- Ik zei toch dat ze nog iemand mee zou nemen zegt J. Er hangt een rare sfeer in het wijkcentrum. A. is toch nog plotseling overleden, A. met wie ik vorige week nog even een praatje maakte. Ze schuifelde altijd binnen met haar rollator. Ze voelde zich niet zo best, zei ze. Een dag later is ze overleden. Het blijft gek: iemand die er ineens niet meer is.
Ik liep het winkelcentrum uit en zag een bekende. Die vroeg aan mij of ik wist wat er gebeurd was. Er stond net een massa mensen bij het spoor. Nu hoor ik dat er iemand voor is gesprongen. Pal boven de visboer. Een jongeman van 25 weet de ene te vertellen. Nee, hij was veertig, zegt een ander. Armen en benen lagen overal. Er stonden een paar jongeren bij, die niet meer konden stoppen met spugen.
Een oud-collega loopt binnen. Tien jaar geleden ofzo voor het laatst gezien. Ik herkende hem bijna niet. Ach ja, hij was een achterneef van A. Hij was net bij haar geweest. Ze lag mooi opgebaard. Het was druk. A. heeft een weekend boven de grond gelegen en dan zegt de volksmond dat er nog een sterfgeval in de buurt zal zijn. Die jongen dus, die voor de trein is gesprongen.
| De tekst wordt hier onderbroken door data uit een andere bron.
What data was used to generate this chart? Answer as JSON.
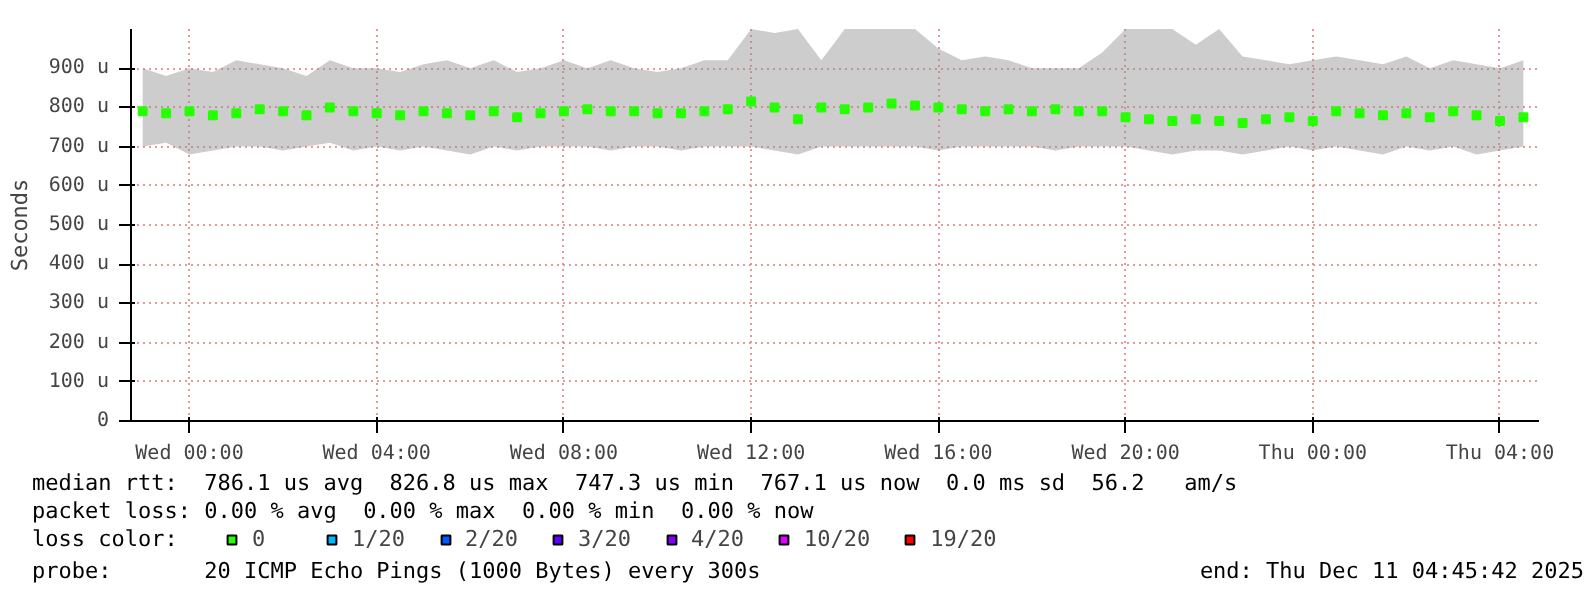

Poe, het voelt als een dunne lijn tussen leven en dood. Leven is vanzelfsprekend, totdat... 'Ben je wezen kijken, bij A.? Nee, R. was niet geweest. 'Dit zijn al drie doden in de maand', zegt B. Mischien moet ik maar effe hier niet meer komen. De ene na de andere gaat de pijp uit.' De kaarters zitten bijna in een grote kring met elkaar: 'Misschien motten we nu maar een foto maken. Als er eentje dood gaat, dan weten we wie het is.'
Even maar een ander onderwerp. Het cliché is het enige wat waar is; het leven gaat tenslotte dóór: het is ontzettend verleidelijk om steeds maar met Sammie bezig te zijn. Zo heb ik mijn smartphone maar genoemd. Hij woont in een zelfgebreid hoesje, een soort slaapzakje, aaaah.... In feite doe ik vooral maar eén ding: hem volladen met mooie muziek en stemmen. Nou heb ik er bijvoorbeeld weer Anouar Brahem opgeladen. En Jessy Norman. En zomaar wat liedjes van vroeger. Luisteren en soms is een keertje genoeg en dan wis ik het weer. Er is een soort van criterium: wat ik behoud, is muziek die ik in de natuur wil blijven horen: In een bos lopen, in mijn tent zitten, op een duinpan staan met... Zolang het me gegeven is.